電化製品に故障はつきもので、しかも運によるところが多いので故障した際は、サブ機を購入するか(昔のスマホを万が一のために眠らせておくかの方が良いかもしれない)
その他、細かい点
NFC非搭載
NFCが搭載されていないため、NFCで支払いをする人には不便になる。日本の場合は「FeliCa (フェリカ)」で決済するけれど、もちろんFeliCaもない。

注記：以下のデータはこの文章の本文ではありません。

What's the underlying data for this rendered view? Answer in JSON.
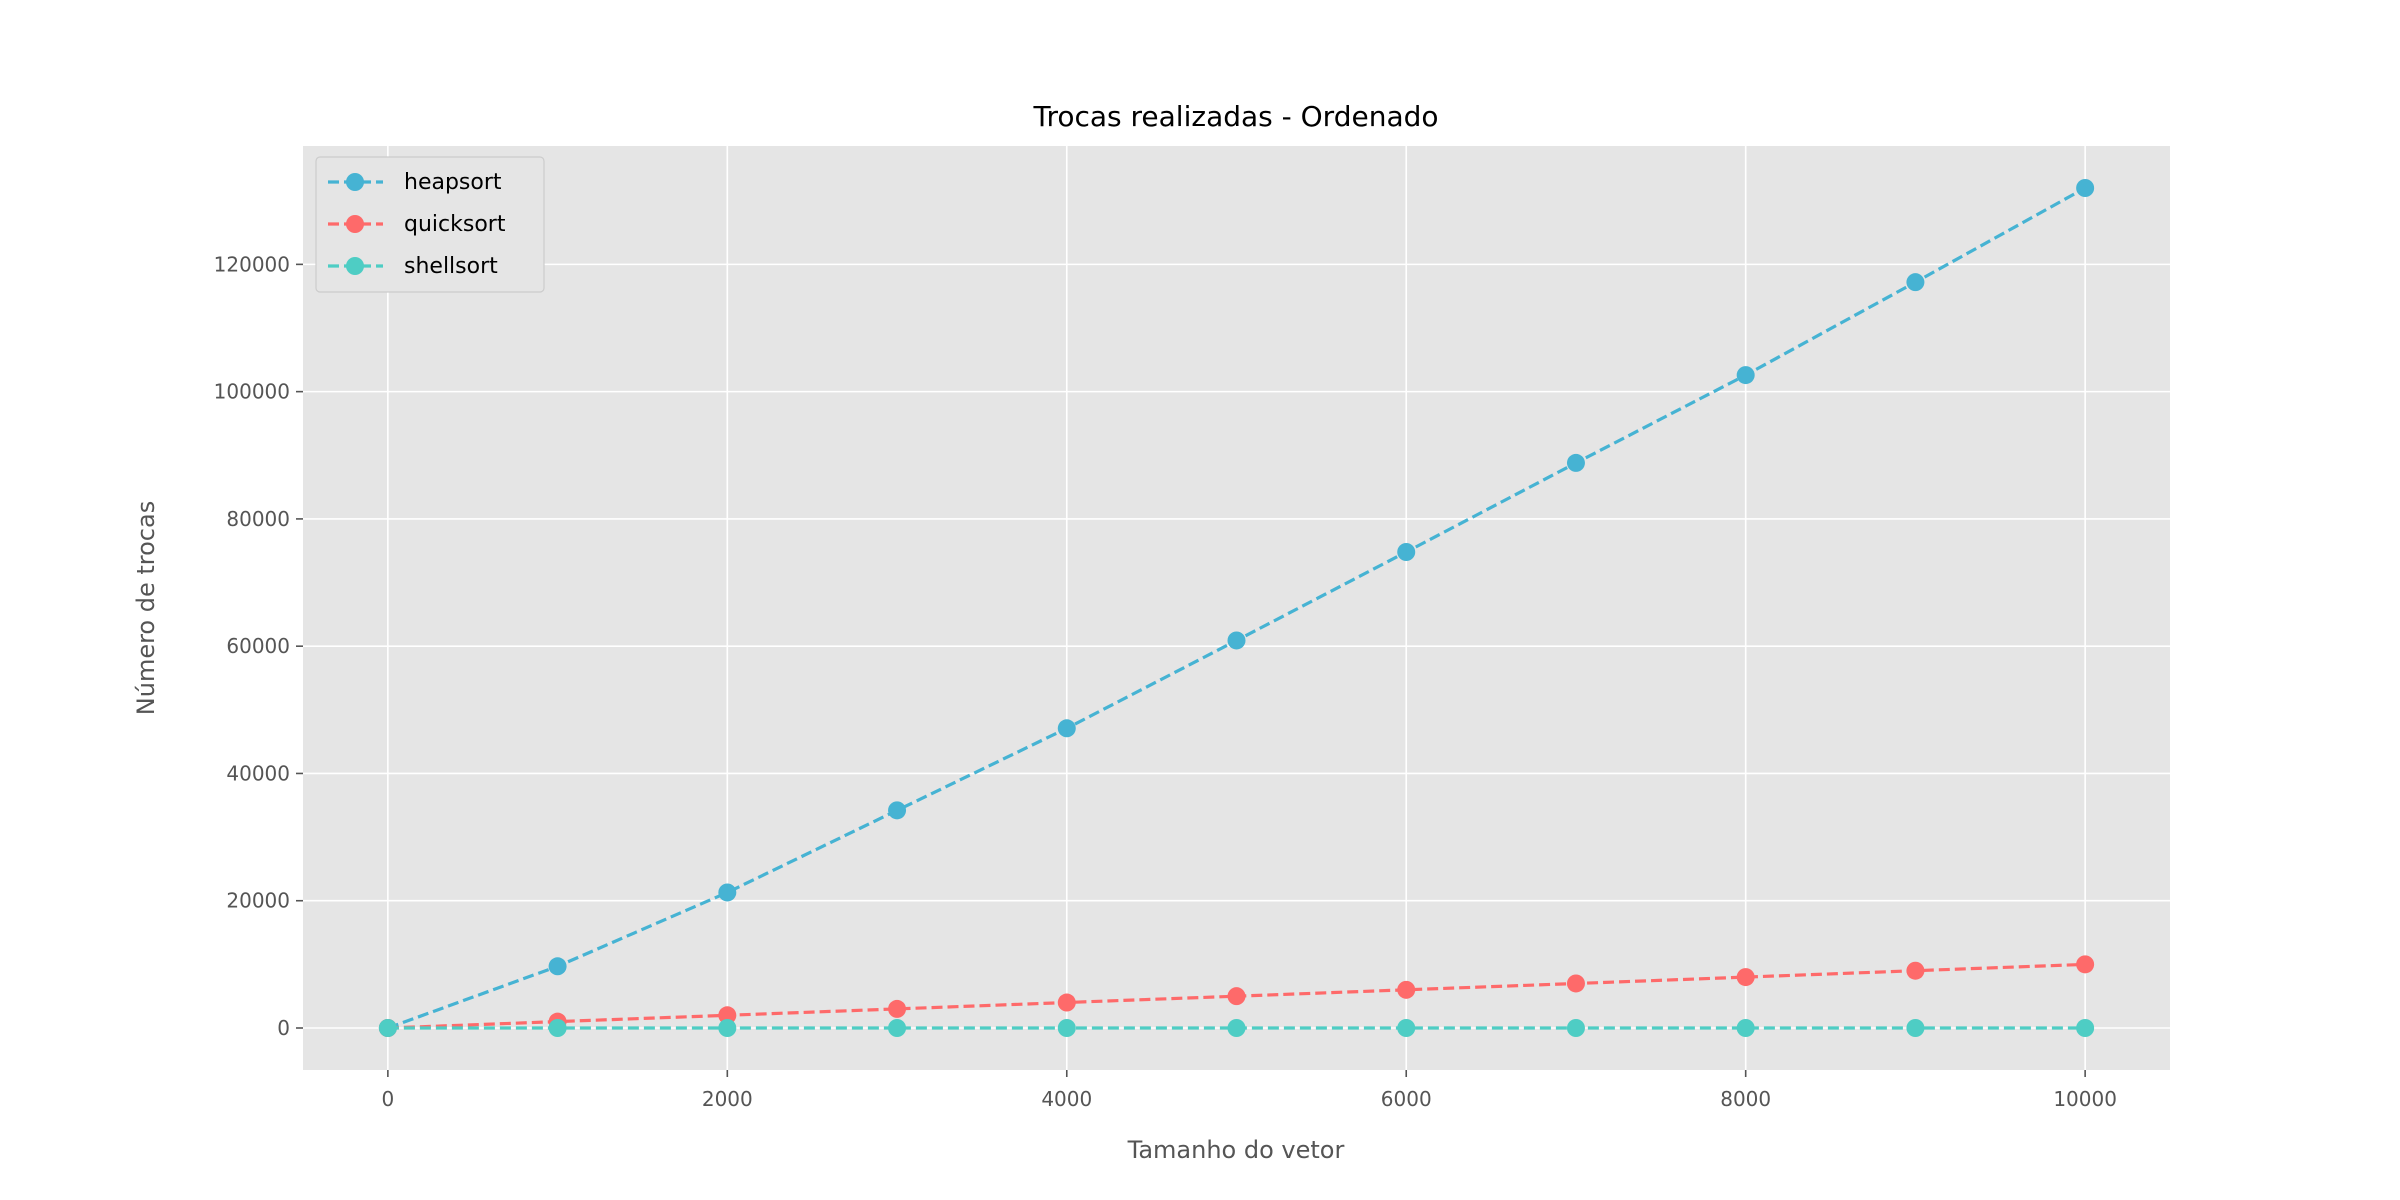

低価格が理由で搭載できないのか、インド市場ではNFCの需要が低いのかまではわからないが、NFCをよく使う人は注意が必要。
防塵防水 IP規格、ワイヤレス充電 → なし
これは仕方がないといえる。3.8万円でスナップドラゴン845、4000mAh、その他のパーツでもある程度の品質を保っているため、「IP規格とワイヤレス充電」に対応できないのは、ユーザー側が受け入れるべきだといえる。
まとめ
2018年のスマホの中で間違いなくコストパフォーマンス・ナンバーワンといえるのが「Poco F1」。約3.8万円で「スナップドラゴン845、6GB RAM、4000mAhバッテリー」と10万円近くするフラッグシップのようなスペック。
カメラもこの価格にしては非常に優秀といえ、ミッドレンジ・スマホのカメラとは比べ物にならないカメラ性能といえる。さすがに、OnePlus 6やNote 9などのフラッグシップには劣ってしまうが、Poco F1のカメラは意外と競争力がある。

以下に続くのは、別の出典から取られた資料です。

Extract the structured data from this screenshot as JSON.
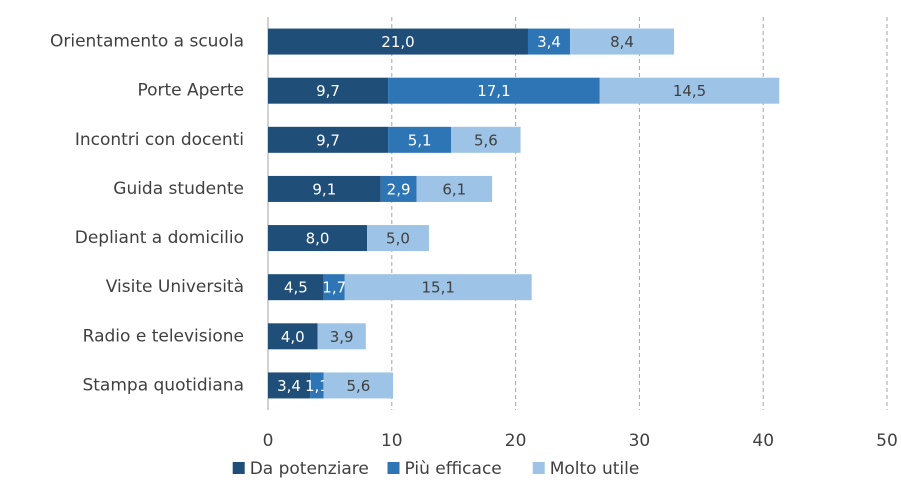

ディスプレイ、スピーカーも及第点は与えられ、特別これらの性能が悪いとは思わない。その他、イヤホンジャック、micro SD、顔認証、背面指紋認証が使えるのは高評価。
残念なところは個人的な要因によるところが多いと思われる。OSは私はあまり好きではないが「慣れれば問題がない」という人もいるだろう。私はPoco F1のデザインは許容範囲ではあるが、「人によってはダサすぎる」と感じる人もいるだろう。
NFCが非搭載なのでNFCを頻繁に使う人は注意が必要とだけ付け加えておきたい。そして、不運にも故障した場合はかなりの時間を要するので、その場合はサブ機がとりあえずは必要になってくる。
3.8万円という価格なため、必ずマイナス要素が含まれるけれど、それでも十二分にそれを補うプラス材料があるため、Poco F1は「超がつくほどオススメ」である。
とにかくコスパ重視の人であれば「このスマホ一択」といえるし、買って損はないと約束できる。多くのマニア層がこのスマホに衝撃を受けたように、私もこのスマホのコスパに非常に驚いた。
是非、検討してもらいたい1台である。